Altra curiosità: il campaniletto visibile in alto ha una sezione inconsueta, trapezoidale, che permette a chi entra in Ameno dalla strada per Miasino di scorgerne tre lati invece dei consueti due. Martelli progettò inoltre due facciate principali, una sulla strada (appena descritta), e l’altra, sul lato contiguo, in asse con l’altare. Quest’ultima costituisce l’accesso all’interno dell’oratorio.
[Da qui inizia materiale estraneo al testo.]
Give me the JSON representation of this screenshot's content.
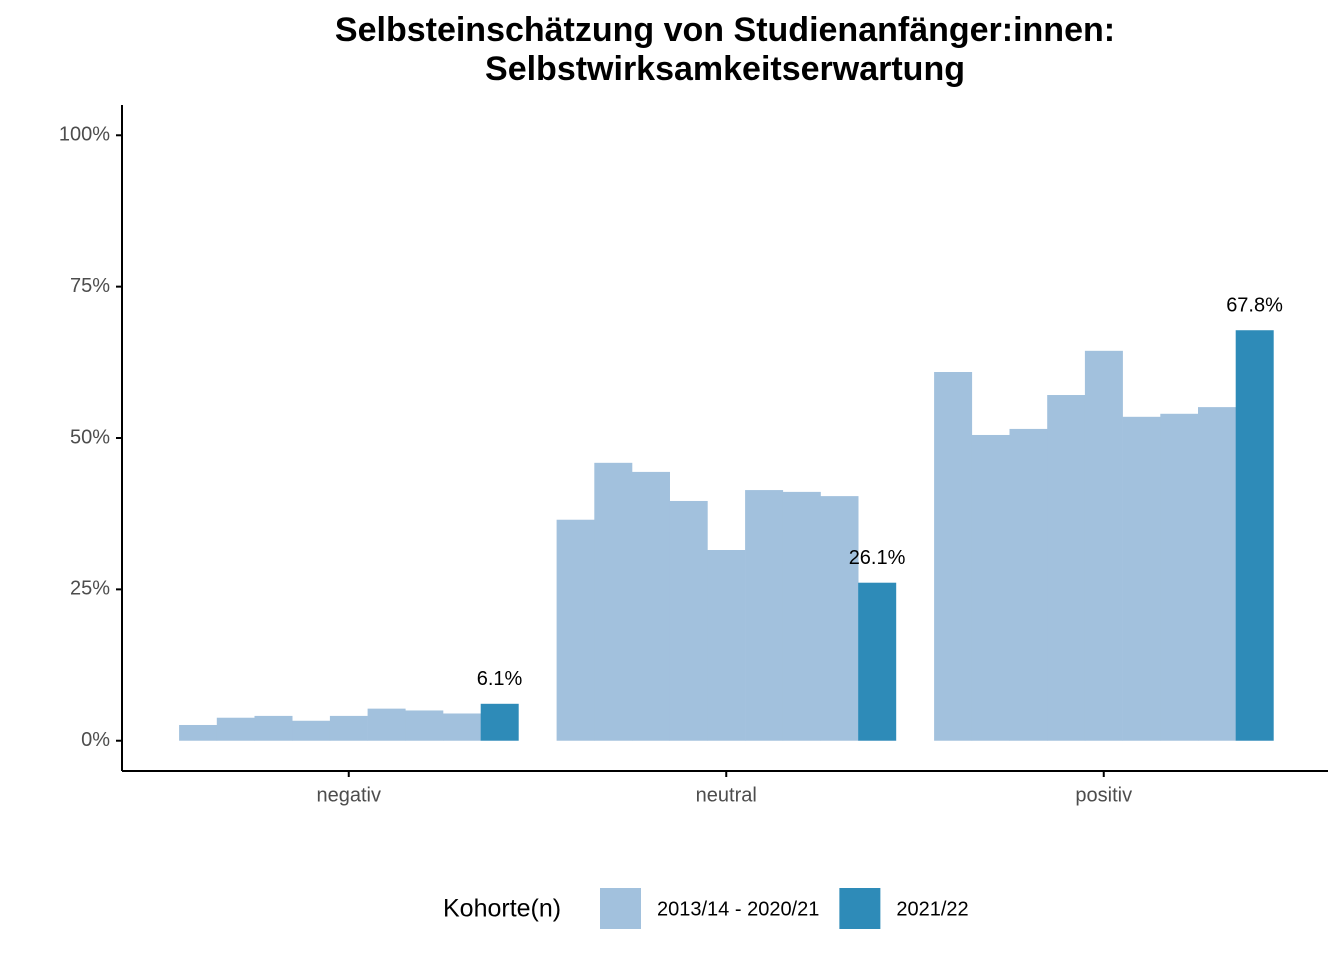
{
  "chart_data": {
    "type": "bar",
    "title": [
      "Selbsteinschätzung von Studienanfänger:innen:",
      "Selbstwirksamkeitserwartung"
    ],
    "categories": [
      "negativ",
      "neutral",
      "positiv"
    ],
    "series": [
      {
        "name": "2013/14 - 2020/21",
        "color": "#a2c1dd",
        "values": [
          [
            2.6,
            3.8,
            4.1,
            3.3,
            4.1,
            5.3,
            5.0,
            4.5
          ],
          [
            36.5,
            45.9,
            44.4,
            39.6,
            31.5,
            41.4,
            41.1,
            40.4
          ],
          [
            60.9,
            50.5,
            51.5,
            57.1,
            64.4,
            53.5,
            54.0,
            55.1
          ]
        ]
      },
      {
        "name": "2021/22",
        "color": "#2e8bb8",
        "values": [
          6.1,
          26.1,
          67.8
        ],
        "value_labels": [
          "6.1%",
          "26.1%",
          "67.8%"
        ]
      }
    ],
    "ylim": [
      -5,
      105
    ],
    "yticks": [
      {
        "value": 0,
        "label": "0%"
      },
      {
        "value": 25,
        "label": "25%"
      },
      {
        "value": 50,
        "label": "50%"
      },
      {
        "value": 75,
        "label": "75%"
      },
      {
        "value": 100,
        "label": "100%"
      }
    ],
    "legend_title": "Kohorte(n)",
    "legend_position": "bottom",
    "grid": false
  }
}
Internamente si vedono appese alle pareti varie tele di dimensioni simili con episodi legati alla vita di San Giovanni Battista dipinte da Giovanni Antonio De Groot (1664-1712), pittore complesso e originale, e due tele opera di Giuseppe Zanatta e Tarquinio Grassi. La grandissima tela che campeggia sulla parete di destra è davvero interessante, soprattutto dal punto di vista storico, poiché raffigura una riunione del Concilio di Trento, cui presenziò, al seguito del vescovo novarese, un sacerdote amenese, Nestore Ferrini, in ricordo del quale venne realizzato il dipinto, donato nel 1680 da alcuni amenesi residenti a Trento. Di tele simili ne esistono solo quattro, quasi identiche tra loro: due si trovano a Trento una a Mantova.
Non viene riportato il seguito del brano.